L’intervento di Francesca Siboni, psicoterapeuta del Nuovo Sindacato Carabinieri per l’Emilia Romagna
“Dalla lettera che ha lasciato B.P. Maresciallo della Guardia di Finanza emerge una problematica che riguarda tutti coloro che lavorano in organizzazioni gerarchiche esecutive ovvero che uno dei bisogni prevalenti delle persone è la necessità soggettiva di dare una risposta al proprio senso di equità e di giustizia – spiega Francesca Siboni, psicoterapeuta del Nuovo Sindacato Carabinieri per l’Emilia Romagna – Questo bisogno porta le persone a cercare di raggiungere quella che considera essere la posizione più appropriata nella società e alla aspirazione a partecipare con gli altri ad un sistema sociale che offra a se stesso e a qualsiasi altro quella giusta collocazione. Inoltre questa aspirazione o bisogno coesiste con la consapevolezza delle differenze, che esistono tra sé e gli altri e quindi soggettivamente l’individuo ritiene di saper giudicare in quali aspetti gli altri possano essere superiori o inferiori in competenza. E’ una dinamica che riguarda bisogni, appunto, verso se stessi, bisogni sviluppatesi all’interno del gruppo di appartenenza e quindi bisogni non solo verso di sé, ma anche nella dinamica con gli altri e col gruppo di appartenenza“.

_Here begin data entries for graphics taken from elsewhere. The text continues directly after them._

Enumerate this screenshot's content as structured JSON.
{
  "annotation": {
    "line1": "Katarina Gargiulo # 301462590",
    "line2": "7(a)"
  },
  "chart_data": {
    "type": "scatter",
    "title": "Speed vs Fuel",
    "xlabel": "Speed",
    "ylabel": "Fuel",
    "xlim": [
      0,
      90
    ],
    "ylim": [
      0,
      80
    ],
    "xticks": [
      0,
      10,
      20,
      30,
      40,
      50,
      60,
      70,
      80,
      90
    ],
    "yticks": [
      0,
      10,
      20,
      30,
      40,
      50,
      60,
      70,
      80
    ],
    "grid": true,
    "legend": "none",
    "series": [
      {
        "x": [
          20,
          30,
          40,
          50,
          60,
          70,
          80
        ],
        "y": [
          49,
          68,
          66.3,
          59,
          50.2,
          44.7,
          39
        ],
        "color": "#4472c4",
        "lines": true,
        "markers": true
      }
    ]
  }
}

Il fallimento traumatico di questo equilibrio delicato disturba e travolge la rappresentazione di sé in un senso di fallimento di impotenza e di autodisprezzo. “Difficile quando si determina questo processo negativo riuscire a conservare un ragionevole atteggiamento equilibrato nei confronti di quanto possa essere ritenuto accettabile o semplicemente realistico. E’ ormai da molti decenni che si è sviluppata la consapevolezza, che l’organizzazione lavorativa attuale fa leva, prevalentemente, attraverso gerarchie esecutive di impiego consistenti in centinaia se non migliaia di rapporti diadici superiore- subordinato. Questa forma di gerarchia esecutiva ha così, nel tempo, nella nostra società, acquistato una grande capacità di incidere sulla natura dei rapporti interpersonali e sulla natura soggettiva delle relazioni. Molto sinteticamente possiamo individuare quattro bisogni comuni a tutte le persone: l’aspirazione ad utilizzare l’intera propria capacità di risolvere problemi nel contesto del proprio lavoro; nel rispetto dei rapporti di subordinazione la percezione di un corretto proprio coinvolgimento nella determinazione degli obiettivi; in terzo luogo il bisogno di sentirsi in condizione di avere la possibilità di ricorrere a processi di revisione del controllo che altri sente hanno sull’operato personale. Ultimo e non marginale sentire di poter costruire una collocazione nel gruppo di appartenenza di una propria posizione differenziale appropriata e di tipo coesivo e collaborativo. Purtroppo questi bisogni hanno differenti risposte e possibilità di essere accolti a seconda di limitazioni che l’organizzazione stessa subisce per le situazioni economiche, di possibilità di occupazione/disoccupazione e tutto quanto limita la capacità individuale e organizzativa di una partecipazione effettiva accentuando la dipendenza e sistemi di condizionamento estranei al proprio mondo soggettivo” – prosegue Siboni.
Conclude la psicologa: “E’ ormai consapevolezza e conoscenza che a partire dagli studi sulle organizzazioni e le relazioni organizzative e sugli effetti che le organizzazioni hanno sugli individui compiuti a partire dagli anni ’70 del secolo scorso sono emersi alcuni punti essenziali: il nesso che esiste tra struttura sociale e sofferenza psicologica e quindi il diverso significato e incidenza che i tipi di sofferenza mentale hanno nelle diverse componenti sociali; gli effetti sui comportamenti degli individui come lo stress a cui sono sottoposti come membri di un determinato gruppo; la difficoltà di organizzare all’interno della vita sociale situazioni di cura e di intervento adeguate per questi stati di sofferenza psicologica e mentale. Ritornando alla drammatica testimonianza di sofferenza di B. senza avere l’intenzione di intromettersi in valutazioni personali e individuali che richiedono un’attenzione più precisa e specifica alla situazione vissuta e alla storia personale sicuramente è importante non dimenticarsi di collocare quest’ultima entro dinamiche attivate all’interno delle organizzazioni gerarchiche in cui ha vissuto. Questa testimonianza drammatica offerta da questo caso apre una necessaria riflessione approfondita sull’incidenza e sul significato e sull’adeguatezza delle pratiche organizzative delle istituzioni in modo da renderle più adeguate e protettive dei bisogni delle persone che vi lavorano”.